We have our special moments for sure though. We love to go on hiking adventures together, just us two. She loves nature and to feel brave hiking with her mama. She also loves learning and asking questions. If I could instill two things in her its those two things. I don't ever want her to think that if she asks questions its a bad thing. You should never supress your doubts or questions about anything because questions are a gateway to learning and greater understanding. Great discoveries have occured as a result of questions about the world. As a result, we go to the library and check out books every week. I've read 4 books in the last couple of weeks and Jayda gets at least 5 books each time we go. Usually she loves to get books about bugs. She is really into ants and we learn all about them. And really ants are freaking fascinating!! We also get books about morals and one of her other favorite things is Egyptian Gods and mummies.

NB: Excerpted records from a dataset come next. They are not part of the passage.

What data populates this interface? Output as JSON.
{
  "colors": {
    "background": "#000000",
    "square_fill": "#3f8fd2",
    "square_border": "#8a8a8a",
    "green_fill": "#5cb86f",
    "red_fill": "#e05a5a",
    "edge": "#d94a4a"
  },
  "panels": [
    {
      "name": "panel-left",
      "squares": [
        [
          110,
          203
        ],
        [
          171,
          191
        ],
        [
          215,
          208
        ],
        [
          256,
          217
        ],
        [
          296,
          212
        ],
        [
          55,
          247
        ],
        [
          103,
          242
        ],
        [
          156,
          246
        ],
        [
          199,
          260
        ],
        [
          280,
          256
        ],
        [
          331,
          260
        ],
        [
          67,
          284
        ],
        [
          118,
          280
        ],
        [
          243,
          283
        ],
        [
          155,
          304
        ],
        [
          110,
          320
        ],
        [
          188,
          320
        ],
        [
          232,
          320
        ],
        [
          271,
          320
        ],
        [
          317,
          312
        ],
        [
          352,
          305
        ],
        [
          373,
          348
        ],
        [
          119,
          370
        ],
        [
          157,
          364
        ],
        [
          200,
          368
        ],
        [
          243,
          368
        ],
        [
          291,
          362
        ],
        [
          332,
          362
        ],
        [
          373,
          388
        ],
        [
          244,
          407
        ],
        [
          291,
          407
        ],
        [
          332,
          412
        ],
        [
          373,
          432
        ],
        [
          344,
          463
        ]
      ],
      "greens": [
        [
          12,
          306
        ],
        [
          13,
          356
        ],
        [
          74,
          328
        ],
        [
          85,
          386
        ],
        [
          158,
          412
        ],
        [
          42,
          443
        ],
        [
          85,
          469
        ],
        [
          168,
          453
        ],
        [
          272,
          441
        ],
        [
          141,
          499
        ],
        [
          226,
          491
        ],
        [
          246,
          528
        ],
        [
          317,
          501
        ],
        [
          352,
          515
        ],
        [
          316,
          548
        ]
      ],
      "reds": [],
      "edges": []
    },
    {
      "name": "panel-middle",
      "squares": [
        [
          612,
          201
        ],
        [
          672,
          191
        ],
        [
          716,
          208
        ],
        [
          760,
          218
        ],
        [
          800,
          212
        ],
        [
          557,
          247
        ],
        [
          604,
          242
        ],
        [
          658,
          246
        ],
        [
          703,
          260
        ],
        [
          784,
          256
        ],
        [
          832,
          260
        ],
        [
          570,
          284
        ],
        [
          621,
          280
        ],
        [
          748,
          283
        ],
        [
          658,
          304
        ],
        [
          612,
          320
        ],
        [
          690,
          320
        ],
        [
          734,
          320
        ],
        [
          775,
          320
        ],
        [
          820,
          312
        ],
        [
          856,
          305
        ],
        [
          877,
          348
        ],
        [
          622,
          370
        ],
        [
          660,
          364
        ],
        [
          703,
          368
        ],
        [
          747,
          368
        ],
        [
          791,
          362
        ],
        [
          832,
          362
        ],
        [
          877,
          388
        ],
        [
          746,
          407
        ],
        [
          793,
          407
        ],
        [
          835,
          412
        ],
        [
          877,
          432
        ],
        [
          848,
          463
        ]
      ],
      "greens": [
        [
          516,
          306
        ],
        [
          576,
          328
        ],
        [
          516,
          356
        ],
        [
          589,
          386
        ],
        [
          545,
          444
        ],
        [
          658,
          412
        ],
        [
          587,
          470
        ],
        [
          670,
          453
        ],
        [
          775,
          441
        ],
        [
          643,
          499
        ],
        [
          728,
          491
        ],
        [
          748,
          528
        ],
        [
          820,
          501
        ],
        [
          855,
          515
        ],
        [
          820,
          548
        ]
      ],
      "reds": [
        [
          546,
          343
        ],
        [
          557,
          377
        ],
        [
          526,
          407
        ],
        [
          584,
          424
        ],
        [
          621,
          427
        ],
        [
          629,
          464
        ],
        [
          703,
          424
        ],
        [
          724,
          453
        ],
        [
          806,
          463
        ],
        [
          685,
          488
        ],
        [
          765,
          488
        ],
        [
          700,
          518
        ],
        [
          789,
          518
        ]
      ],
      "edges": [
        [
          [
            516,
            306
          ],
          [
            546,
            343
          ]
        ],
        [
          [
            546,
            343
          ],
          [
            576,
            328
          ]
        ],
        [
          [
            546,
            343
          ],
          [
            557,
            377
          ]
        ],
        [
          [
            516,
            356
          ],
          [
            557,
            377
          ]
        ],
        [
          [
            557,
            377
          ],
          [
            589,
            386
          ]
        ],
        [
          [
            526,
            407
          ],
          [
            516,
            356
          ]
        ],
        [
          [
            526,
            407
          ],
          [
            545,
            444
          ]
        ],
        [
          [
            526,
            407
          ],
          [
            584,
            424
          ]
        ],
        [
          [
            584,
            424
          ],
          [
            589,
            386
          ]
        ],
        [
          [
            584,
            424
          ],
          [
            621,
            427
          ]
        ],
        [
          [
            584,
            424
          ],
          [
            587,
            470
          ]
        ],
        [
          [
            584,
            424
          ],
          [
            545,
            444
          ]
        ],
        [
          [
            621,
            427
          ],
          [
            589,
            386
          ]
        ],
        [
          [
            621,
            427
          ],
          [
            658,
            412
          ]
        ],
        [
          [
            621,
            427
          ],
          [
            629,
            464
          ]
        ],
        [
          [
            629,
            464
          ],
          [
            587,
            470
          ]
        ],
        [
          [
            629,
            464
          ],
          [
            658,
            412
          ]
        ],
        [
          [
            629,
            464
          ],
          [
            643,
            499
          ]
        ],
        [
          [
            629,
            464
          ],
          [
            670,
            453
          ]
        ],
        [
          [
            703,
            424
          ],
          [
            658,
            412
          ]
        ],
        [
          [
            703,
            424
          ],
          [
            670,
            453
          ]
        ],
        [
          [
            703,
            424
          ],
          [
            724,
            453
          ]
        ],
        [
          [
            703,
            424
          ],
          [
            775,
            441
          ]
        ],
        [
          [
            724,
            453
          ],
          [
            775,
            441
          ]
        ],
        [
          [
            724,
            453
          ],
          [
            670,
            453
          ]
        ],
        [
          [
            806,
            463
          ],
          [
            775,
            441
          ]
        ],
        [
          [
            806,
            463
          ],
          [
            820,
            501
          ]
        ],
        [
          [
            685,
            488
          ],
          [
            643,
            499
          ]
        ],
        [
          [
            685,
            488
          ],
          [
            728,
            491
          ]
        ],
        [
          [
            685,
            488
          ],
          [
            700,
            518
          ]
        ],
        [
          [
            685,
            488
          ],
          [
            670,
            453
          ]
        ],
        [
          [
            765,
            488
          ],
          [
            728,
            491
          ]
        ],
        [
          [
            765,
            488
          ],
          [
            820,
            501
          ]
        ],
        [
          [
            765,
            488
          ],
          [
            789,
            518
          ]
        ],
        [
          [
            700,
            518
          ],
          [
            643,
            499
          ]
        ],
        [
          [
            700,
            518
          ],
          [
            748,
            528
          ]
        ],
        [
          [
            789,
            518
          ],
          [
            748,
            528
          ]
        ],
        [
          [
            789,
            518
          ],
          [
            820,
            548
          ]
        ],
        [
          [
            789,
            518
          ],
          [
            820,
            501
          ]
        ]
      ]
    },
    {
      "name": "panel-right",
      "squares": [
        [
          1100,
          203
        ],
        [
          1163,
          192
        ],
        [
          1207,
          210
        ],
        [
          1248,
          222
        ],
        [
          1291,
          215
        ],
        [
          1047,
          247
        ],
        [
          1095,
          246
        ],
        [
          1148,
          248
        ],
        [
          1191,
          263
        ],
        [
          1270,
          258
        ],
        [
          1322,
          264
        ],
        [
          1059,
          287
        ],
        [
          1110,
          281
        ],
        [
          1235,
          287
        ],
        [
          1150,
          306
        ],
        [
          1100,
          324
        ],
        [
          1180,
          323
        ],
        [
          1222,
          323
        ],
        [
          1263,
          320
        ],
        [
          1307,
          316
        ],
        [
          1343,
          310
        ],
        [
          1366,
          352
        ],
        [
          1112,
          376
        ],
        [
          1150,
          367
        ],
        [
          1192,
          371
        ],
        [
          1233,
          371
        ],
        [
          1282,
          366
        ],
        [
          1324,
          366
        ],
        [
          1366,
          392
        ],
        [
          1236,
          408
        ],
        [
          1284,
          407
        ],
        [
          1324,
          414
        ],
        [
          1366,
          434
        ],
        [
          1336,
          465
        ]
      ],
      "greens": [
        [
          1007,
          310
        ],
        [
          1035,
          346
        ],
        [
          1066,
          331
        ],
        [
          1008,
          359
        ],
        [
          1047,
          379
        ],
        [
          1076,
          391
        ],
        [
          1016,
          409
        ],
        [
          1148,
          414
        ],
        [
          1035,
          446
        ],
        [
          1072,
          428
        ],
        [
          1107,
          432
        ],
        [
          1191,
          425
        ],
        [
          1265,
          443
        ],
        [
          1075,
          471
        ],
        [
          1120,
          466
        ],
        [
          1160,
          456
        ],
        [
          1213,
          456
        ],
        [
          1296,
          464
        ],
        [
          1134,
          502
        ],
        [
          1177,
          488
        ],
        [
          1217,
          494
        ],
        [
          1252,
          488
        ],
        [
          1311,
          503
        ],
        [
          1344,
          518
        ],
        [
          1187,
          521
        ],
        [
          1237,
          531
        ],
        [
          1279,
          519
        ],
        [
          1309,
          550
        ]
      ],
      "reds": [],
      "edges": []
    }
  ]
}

I'm not gonna lie Haven has been a huge break from Jayda's first few years. I still think out of the two Jayda is still the most difficult and time consuming. Not that I don't love her spirit and her go get em attitude but it can be quite draining. I don't know how many times we've had "code adams" called in the grocery stores. A couple of months ago after one specific episode that almost gave me a heart attack I said THAT IS IT! We are getting her a leash! So I went right away to Target and got her one of those gosh awful child leashes. We had to use it a few times and I felt people's eye staring at me when I would take her out in public like that. At that point I didnt care, I was so sick of losing her in the store. And when we would lose her for 10 minutes at a time I would think how I already wanted to chop the balls off the sick psycho who may have kidnapped her. Worst nightmare of my life. We only had to use it for awhile as she finally got how humiliating it was for her and realized she had much more freedom if she just stayed by us. We havent had to use it for weeks...thank goodness!

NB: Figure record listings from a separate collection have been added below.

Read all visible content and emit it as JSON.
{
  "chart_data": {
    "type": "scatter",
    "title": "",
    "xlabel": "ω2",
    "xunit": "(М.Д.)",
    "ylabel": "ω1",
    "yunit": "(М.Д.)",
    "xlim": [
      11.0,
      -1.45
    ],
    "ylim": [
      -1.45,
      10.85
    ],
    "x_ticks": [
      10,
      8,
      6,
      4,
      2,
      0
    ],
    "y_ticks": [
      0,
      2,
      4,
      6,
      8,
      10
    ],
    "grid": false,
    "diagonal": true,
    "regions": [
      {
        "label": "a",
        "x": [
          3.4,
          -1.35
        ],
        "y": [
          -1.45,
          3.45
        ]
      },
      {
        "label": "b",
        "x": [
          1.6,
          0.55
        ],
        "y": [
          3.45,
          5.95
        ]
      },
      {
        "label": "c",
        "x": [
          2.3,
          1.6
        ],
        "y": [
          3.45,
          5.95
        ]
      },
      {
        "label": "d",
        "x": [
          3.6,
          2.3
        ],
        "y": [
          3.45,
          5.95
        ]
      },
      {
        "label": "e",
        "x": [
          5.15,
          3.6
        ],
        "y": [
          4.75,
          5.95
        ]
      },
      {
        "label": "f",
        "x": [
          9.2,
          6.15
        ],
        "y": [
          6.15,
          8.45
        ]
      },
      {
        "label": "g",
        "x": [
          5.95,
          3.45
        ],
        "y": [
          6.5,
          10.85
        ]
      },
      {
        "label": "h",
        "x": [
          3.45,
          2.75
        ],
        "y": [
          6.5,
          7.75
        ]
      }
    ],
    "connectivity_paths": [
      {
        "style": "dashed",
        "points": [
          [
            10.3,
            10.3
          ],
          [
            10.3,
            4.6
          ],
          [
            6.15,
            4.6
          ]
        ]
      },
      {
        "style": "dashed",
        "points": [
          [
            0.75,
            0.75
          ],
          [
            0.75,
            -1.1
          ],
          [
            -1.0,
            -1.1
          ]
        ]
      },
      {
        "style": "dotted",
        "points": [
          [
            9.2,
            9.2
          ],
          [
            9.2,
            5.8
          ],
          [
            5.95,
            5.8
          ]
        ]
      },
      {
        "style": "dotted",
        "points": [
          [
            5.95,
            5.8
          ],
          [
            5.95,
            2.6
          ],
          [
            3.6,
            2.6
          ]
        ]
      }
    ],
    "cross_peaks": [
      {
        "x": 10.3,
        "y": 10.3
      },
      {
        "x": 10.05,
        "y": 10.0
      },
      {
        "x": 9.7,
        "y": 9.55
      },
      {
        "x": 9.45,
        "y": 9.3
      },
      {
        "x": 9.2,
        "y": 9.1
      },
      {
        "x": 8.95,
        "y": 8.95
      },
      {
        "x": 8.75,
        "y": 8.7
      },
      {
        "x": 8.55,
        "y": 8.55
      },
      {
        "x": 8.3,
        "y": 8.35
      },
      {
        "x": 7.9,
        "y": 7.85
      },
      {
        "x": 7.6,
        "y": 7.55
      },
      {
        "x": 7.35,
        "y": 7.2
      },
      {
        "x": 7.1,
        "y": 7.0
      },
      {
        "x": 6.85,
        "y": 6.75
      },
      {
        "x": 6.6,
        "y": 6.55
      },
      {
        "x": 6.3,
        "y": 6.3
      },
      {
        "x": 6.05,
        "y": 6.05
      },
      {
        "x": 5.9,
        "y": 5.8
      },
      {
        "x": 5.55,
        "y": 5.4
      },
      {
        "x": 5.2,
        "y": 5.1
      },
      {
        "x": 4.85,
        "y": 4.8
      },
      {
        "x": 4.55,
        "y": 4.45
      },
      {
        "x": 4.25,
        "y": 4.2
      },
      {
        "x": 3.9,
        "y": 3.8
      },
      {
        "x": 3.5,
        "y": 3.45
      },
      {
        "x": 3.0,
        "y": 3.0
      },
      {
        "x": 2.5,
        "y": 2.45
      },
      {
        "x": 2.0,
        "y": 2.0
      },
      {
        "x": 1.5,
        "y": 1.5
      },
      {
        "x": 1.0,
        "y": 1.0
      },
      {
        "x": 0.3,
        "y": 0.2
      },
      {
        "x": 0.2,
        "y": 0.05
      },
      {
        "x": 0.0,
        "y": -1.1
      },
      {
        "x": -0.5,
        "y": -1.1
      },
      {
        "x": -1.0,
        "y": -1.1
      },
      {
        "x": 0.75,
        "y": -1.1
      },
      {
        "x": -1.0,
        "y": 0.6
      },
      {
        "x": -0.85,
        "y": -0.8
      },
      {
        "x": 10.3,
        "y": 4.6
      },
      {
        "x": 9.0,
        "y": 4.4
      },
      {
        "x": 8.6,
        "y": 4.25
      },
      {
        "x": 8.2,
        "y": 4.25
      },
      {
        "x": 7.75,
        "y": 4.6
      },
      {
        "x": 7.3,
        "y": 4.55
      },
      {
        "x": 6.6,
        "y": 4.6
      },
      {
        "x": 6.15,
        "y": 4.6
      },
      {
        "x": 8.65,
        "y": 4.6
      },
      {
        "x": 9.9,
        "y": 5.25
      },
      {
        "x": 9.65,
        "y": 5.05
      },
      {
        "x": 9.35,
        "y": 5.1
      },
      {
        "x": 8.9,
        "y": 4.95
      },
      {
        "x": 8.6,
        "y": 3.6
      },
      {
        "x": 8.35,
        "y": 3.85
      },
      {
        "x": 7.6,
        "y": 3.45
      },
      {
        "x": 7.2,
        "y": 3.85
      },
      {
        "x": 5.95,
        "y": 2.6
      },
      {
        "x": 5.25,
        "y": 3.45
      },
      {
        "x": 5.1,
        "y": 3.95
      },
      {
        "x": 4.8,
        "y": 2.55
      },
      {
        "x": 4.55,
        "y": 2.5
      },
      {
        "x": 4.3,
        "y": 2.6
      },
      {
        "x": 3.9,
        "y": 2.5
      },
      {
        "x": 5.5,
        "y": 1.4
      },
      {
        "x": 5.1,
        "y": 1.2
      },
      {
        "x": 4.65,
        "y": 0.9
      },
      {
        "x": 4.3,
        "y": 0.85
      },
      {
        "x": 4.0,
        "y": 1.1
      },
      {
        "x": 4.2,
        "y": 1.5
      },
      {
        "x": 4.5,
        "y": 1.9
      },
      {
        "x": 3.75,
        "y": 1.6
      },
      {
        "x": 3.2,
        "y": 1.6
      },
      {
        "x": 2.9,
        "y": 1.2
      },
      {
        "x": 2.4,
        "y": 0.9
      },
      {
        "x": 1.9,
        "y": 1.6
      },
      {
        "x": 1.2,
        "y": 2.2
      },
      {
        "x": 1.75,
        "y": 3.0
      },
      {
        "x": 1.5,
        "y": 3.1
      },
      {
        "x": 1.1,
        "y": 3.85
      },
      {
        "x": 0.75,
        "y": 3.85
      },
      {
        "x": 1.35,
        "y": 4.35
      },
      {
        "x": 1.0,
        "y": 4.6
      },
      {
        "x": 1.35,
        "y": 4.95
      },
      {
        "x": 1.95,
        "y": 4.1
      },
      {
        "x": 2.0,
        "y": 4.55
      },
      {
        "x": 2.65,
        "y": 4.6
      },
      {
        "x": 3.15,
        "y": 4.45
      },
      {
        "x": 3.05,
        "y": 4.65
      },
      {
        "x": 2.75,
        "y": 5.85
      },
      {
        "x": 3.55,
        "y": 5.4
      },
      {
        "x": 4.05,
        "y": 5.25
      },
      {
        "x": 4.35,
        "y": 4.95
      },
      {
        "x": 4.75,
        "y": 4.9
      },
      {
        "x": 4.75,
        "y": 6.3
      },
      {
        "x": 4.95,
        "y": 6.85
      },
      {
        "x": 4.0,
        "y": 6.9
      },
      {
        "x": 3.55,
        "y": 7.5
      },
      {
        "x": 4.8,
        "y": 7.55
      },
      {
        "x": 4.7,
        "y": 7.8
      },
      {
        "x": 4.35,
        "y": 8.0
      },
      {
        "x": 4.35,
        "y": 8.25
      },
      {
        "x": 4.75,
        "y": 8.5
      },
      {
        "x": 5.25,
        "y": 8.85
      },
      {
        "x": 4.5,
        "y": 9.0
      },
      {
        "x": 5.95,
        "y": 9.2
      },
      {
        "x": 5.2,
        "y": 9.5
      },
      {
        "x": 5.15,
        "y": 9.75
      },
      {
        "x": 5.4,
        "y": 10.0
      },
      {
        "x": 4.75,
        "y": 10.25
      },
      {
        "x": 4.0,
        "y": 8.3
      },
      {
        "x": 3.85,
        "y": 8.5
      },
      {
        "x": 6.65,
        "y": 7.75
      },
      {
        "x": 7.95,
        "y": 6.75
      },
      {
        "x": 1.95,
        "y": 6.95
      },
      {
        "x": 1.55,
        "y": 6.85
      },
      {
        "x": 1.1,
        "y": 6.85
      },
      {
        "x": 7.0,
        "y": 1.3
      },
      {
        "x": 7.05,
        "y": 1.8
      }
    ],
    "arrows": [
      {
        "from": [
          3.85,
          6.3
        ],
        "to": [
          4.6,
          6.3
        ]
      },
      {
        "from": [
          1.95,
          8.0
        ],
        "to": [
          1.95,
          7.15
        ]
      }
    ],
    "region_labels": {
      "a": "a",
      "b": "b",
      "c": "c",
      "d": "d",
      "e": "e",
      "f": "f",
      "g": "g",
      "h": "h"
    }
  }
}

This explains pretty much the day to day at our house. Kid screaming in the background and the baby like what the....

Anyways, thats part of my crazy life. I'm just now starting to get my energy back from Haven's newborn time (well before we got our colds that it). As a result, I am going to be blogging a lot more. I have experienced so much change in my life this past year...good and bad. Things that I may not be open to sharing just yet. Things that are incredibly personal in my life. Its caused hurt and pain and anger that I cannot even begin to express. It's been somewhat like losing an old friend. At first you're angry and bitter...betrayed really but then you learn that your life is so much less toxic without that said friend. Moving on has been hurtful, but much needed. Maybe one day I'll be open to sharing, but I'm just not feeling up to being that vulnerable and open to criticism in my life just yet. Who knows if I'll ever be in that spot. Eventually it will be obvious to those around us. No I'm not gay, getting a sex change or getting a divorce.

Right now though, I feel like my family is in the best spot possible. We've grown so much together as a family, and Chase and I as a couple. We've been able to open up and express things about our lives and thoughts that we felt we couldnt express to each other before. We've grown as an authentic couple expressing our good and bad qualities without judgment and without shame and guilt. It's the best spot we've ever been in our lives even though some people who may not know our situation may judge and paint our lives as somewthing its not. I've learned that I have to be my authentic self completely, whether it hurts or pains others because I'm not going down their path. My path is beautiful and unique, and although I may not have all the answers to where my path leads its a mysterious journey were willing and ready to take.

No I'm not dying. I'm finally living!